Dagli europei sono arrivati risultati mica male per un ciclismo italiano dipinto in crisi. In realtà, come stiamo?
«Il nostro ciclismo sta abbastanza bene, è ancora un movimento di riferimento. Se poi andiamo indietro di 30-40 anni, è naturale che la situazione non sia più la stessa. Il mondo è cambiato: una volta i riferimenti eravamo noi, i francesi, i belgi e gli spagnoli; oggi i campioni arrivano da tutto il mondo. Per questo sono contento di quanto abbiamo fatto a Trento; abbiamo ottenuto risultati con i giovani, ragazze e ragazzi: significa che stiamo seminando bene. Abbiamo dimostrato di esserci».

Che corridore è Sonny Colbrelli. Dove può arrivare?
«Come ha fatto domenica, può vincere corse importanti di un giorno. È maturato tardi, ha ora trovato l’equilibrio psicofisico, ci ha messo impegno e costanza. Domenica ha mostrato freddezza e senso tattico non indifferenti, nulla gli è precluso. È dal Giro del Delfinato che ha cambiato marcia».

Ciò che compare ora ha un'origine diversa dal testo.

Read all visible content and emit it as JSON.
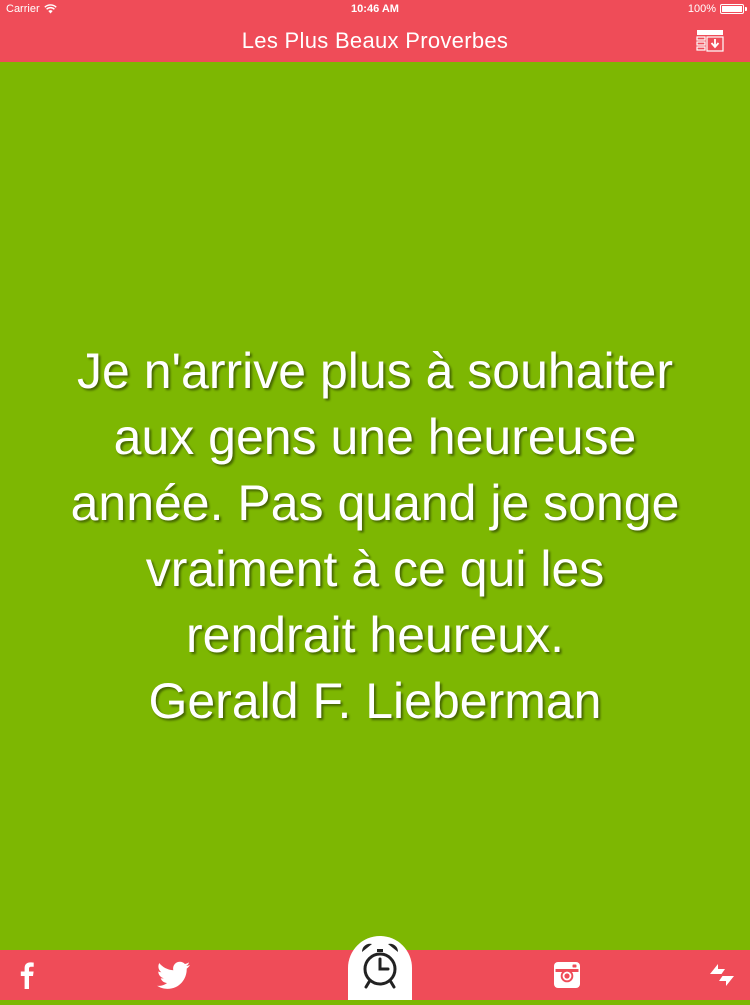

Matteo Trentin, quarto, ha esultato come se avesse vinto lui. Segno che lo spirito di squadra non solo c’è, ma è forte: e ora al mondiale come ci presentiamo?
«Sapeva della vittoria di Sonny, perché glielo abbiamo urlato noi. Ha subito esultato. Matteo è stato un regista perfetto: quando in corsa ho lui, io mi sento tranquillo. Abbiamo vinto da squadra e ai mondiali in Belgio andremo con quello stesso spirito».

Per lei la federazione sta pensando a un ruolo manageriale ritagliato sui giovani e lo sviluppo del ciclismo. Un’Academy italiana. Le piace l’idea?
«Fino al 26 settembre penso alla Nazionale, poi a cosa fare da grande. In questi otto anni ho sempre sostenuto che bisogna lavorare con i giovani, il nostro futuro e la base del nostro movimento».

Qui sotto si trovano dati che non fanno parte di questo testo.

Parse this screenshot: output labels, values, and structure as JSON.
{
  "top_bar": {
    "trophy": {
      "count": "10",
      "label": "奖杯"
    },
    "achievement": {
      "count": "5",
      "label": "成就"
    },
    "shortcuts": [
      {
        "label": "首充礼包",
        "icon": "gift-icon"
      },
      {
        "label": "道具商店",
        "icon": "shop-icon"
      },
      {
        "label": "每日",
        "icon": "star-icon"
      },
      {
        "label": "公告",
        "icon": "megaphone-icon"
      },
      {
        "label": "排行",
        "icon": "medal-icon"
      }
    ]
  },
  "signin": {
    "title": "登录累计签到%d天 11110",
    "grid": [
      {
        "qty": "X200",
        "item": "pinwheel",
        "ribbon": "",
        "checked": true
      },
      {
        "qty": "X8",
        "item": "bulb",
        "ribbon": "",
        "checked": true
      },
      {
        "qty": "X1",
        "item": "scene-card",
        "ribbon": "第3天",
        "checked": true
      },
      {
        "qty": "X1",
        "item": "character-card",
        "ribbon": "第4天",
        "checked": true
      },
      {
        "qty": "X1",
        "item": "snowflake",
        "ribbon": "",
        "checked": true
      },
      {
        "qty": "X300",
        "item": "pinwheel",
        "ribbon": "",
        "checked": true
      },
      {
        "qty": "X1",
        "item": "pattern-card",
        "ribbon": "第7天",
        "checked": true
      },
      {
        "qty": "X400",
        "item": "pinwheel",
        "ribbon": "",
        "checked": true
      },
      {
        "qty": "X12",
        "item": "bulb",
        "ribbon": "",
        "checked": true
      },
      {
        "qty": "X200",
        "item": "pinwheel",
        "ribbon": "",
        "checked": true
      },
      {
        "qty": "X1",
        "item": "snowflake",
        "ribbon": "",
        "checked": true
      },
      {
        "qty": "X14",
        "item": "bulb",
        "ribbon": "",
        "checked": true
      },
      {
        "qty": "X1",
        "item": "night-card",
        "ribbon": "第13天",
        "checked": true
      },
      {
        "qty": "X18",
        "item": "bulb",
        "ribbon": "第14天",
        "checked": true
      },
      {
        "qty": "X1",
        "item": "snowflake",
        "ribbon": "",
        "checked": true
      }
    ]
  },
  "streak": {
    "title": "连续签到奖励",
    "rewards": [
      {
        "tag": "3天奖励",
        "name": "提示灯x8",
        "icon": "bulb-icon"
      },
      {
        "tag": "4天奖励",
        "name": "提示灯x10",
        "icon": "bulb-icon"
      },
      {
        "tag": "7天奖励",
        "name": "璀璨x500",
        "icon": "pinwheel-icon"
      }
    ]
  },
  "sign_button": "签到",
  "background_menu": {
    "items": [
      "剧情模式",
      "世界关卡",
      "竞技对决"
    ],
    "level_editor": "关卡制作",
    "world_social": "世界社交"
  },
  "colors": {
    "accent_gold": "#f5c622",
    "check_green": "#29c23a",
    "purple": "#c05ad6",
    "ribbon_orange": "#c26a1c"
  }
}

A chi si è ispirato in bicicletta, prima come corridore e poi come ct?
«Da corridore a Felice Gimondi; da tecnico a Bruno Reverberi che mi fece passare tra i professionisti, e poi a Giancarlo Ferretti e Alfredo Martini: tutti uomini che mi hanno dato veramente tanto».

La sua vittoria più bella da corridore?
«Nel 1990, la prima delle mie due vittorie al Giro dell’Emilia. Un giorno indimenticabile»

Il ciclismo è uno straordinario veicolo promozionale per i territori; lei che è pure presidente dell’Apt Emilia-Romagna, che ne pensa?
«La nostra regione crede nel turismo sportivo ed è impegnata a promuovere tanti eventi. Siamo l’unica regione ad avere una squadra dilettantistica; si chiama Emilia-Romagna ed è composta di dieci ragazzini tutti emiliano-romagnoli».

Eppure, in Italia non abbiamo nemmeno una squadra nel World Tour: com’è possibile?
«Questo bisognerebbe chiederlo agli imprenditori italiani. Il ciclismo è sinonimo di ecologia, salute e sostenibilità. Un messaggio che altrove hanno colto; spero succeda presto anche qui in Italia».

A Trento si è anche parlato di sicurezza in una serata della Fondazione Michele Scarponi: quanto c’è ancora da fare?
«Molto, da parte di tutti, istituzioni e utenti della strada. Sono troppe le vite spezzate in bicicletta, a piedi, in moto, in macchina, e ora anche sui monopattini: è uno dei problemi del ciclismo, la sicurezza non è all’altezza di un paese come l’Italia. Dovremmo educare sin da piccoli i nostri giovani al rispetto del codice della strada».

Lei è tra gli autori del libro «Pantani, eroe tragico». Vinceva il Pirata, ma al traguardo sembrava avesse dentro un demone da debellare ogni giorno; non è che di Marco Pantani alla fine non abbiamo capito nulla?
«Non lo sappiamo e non lo sapremo mai. La sua foto sul traguardo di Montecampione è il ritratto del sollievo dopo la fatica e la sofferenza. Non a caso, diceva di andare forte in salita per abbreviare l’agonia. È stato un fenomeno, ma forse non siamo riusciti a capire fino in fondo chi fosse Marco Pantani».